Co-Authored By:
Asked by: Isidro Dobretsov
books and literature fictionHow do you come up with a good chapter name?
Your book's chapter titles present chances to play the game again, with linguistic lures that can keep your audience turning pages way past bedtime.
- Use Chapter Titles to Attract Your Audience. Names you know play this game well.
- Use Chapter Titles to Find Your Focus.
- Use Chapter Titles to Orient to Your Story World.
Besides, should you name your chapters?
Each chapter is the title of a literary classic with which the events in the chapter have an association (some more sly than others). So while titles are certainly not necessary—many novels don't have them—they have the potential to create unity or add another layer to the reading experience.

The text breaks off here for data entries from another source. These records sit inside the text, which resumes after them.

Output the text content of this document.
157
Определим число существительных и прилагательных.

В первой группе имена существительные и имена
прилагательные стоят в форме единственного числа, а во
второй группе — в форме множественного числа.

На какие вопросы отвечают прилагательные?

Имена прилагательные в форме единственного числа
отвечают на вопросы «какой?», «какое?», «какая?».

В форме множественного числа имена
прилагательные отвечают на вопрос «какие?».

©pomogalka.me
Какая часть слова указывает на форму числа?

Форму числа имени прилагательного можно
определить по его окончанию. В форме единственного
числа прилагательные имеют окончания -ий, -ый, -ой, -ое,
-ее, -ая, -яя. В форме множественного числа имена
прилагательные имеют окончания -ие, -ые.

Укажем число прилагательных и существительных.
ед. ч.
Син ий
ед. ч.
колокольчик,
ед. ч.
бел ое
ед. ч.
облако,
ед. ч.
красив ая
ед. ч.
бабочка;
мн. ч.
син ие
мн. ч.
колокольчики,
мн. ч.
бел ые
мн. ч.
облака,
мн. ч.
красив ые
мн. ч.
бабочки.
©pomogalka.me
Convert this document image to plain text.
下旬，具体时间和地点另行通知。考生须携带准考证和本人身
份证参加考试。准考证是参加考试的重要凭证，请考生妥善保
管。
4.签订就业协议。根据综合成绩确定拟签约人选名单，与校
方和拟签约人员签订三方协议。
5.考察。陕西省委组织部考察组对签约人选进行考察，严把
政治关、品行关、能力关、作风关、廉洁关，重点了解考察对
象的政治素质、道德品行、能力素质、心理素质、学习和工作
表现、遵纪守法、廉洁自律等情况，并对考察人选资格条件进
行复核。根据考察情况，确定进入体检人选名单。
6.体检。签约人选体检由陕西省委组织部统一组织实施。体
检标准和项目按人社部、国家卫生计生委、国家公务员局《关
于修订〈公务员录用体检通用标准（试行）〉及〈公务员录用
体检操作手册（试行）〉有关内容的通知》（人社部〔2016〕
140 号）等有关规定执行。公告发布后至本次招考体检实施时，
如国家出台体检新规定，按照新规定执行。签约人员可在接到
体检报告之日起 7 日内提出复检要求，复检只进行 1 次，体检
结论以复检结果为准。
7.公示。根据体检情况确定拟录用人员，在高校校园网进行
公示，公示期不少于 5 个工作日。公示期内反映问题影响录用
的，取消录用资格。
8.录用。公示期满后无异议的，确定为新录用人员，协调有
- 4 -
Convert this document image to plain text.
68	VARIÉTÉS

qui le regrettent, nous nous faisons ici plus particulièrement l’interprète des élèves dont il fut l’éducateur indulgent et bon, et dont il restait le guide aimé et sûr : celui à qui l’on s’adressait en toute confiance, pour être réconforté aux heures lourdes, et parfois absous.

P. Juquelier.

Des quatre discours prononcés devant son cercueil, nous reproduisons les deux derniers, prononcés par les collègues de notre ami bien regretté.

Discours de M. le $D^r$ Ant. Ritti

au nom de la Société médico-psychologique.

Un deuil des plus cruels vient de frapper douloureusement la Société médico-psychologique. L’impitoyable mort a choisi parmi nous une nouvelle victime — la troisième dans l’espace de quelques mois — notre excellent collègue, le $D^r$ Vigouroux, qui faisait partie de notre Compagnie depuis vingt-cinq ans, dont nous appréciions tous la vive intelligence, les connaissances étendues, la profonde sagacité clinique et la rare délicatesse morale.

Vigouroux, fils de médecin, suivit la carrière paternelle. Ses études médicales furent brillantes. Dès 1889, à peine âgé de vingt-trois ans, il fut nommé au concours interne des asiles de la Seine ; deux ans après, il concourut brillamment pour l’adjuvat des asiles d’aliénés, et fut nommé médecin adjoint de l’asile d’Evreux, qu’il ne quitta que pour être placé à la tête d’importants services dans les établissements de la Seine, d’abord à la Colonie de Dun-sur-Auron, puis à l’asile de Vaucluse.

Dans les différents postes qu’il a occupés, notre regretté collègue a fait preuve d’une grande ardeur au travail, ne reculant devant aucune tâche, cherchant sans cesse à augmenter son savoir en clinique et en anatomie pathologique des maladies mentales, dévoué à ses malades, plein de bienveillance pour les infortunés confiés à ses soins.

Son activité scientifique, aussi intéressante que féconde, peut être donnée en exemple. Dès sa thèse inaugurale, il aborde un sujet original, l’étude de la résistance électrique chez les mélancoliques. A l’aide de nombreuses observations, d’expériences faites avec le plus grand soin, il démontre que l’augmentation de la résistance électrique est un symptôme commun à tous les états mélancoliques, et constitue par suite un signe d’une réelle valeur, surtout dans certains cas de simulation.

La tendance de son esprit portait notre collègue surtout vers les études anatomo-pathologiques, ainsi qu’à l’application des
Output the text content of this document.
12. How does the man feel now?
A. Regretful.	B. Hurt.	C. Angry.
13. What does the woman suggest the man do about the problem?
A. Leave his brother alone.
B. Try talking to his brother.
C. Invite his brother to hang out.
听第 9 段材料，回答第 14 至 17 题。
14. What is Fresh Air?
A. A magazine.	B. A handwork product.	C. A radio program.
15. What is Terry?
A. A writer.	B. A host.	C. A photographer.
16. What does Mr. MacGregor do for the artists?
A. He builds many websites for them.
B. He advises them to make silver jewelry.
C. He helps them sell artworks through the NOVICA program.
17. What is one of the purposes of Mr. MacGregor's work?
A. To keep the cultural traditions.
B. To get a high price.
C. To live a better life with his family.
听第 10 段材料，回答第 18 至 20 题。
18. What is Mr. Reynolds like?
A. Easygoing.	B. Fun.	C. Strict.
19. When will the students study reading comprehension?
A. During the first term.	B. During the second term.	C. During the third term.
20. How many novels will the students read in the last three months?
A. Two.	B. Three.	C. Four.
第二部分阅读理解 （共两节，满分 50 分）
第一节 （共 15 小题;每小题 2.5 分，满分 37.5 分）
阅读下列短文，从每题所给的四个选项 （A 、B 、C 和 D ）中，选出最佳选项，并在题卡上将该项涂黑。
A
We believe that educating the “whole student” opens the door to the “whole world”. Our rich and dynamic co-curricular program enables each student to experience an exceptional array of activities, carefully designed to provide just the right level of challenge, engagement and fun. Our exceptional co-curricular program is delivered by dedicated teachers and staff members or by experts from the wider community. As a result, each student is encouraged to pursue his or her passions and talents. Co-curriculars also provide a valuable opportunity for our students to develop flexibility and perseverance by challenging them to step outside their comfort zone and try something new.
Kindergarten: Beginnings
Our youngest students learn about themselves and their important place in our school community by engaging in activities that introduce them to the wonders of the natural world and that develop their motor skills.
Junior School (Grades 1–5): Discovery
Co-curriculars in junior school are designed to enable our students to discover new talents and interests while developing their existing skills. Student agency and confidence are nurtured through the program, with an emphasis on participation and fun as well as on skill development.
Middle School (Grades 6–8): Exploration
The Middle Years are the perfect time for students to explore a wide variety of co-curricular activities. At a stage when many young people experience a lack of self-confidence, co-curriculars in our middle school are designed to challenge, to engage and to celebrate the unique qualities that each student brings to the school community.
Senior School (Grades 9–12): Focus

- Consider the essence of your book.
- Look over your book's text.
- Add perspective.
- Consider the visual.
- Add some mystery.
- Research best-selling titles in your book's genre.
- Search for words in the dictionary.
- Consider song lyrics and lines from poems and other books.
Also asked, how do you label a chapter in a book?
The most basic label is naming your chapters with numbers—one, two, three, etc. Clean, easy to follow, and they don't intrude on the readers' experience, allowing them to just zip on through the novel.
Steps
- Draw inspiration from a key theme of the story. A successful title should fit the story in an apt but evocative way.
- Name the title after an important setting.
- Choose a title inspired by a pivotal event in the story.
- Base the title on your book's main character.
- Name the title after a memorable line in the story.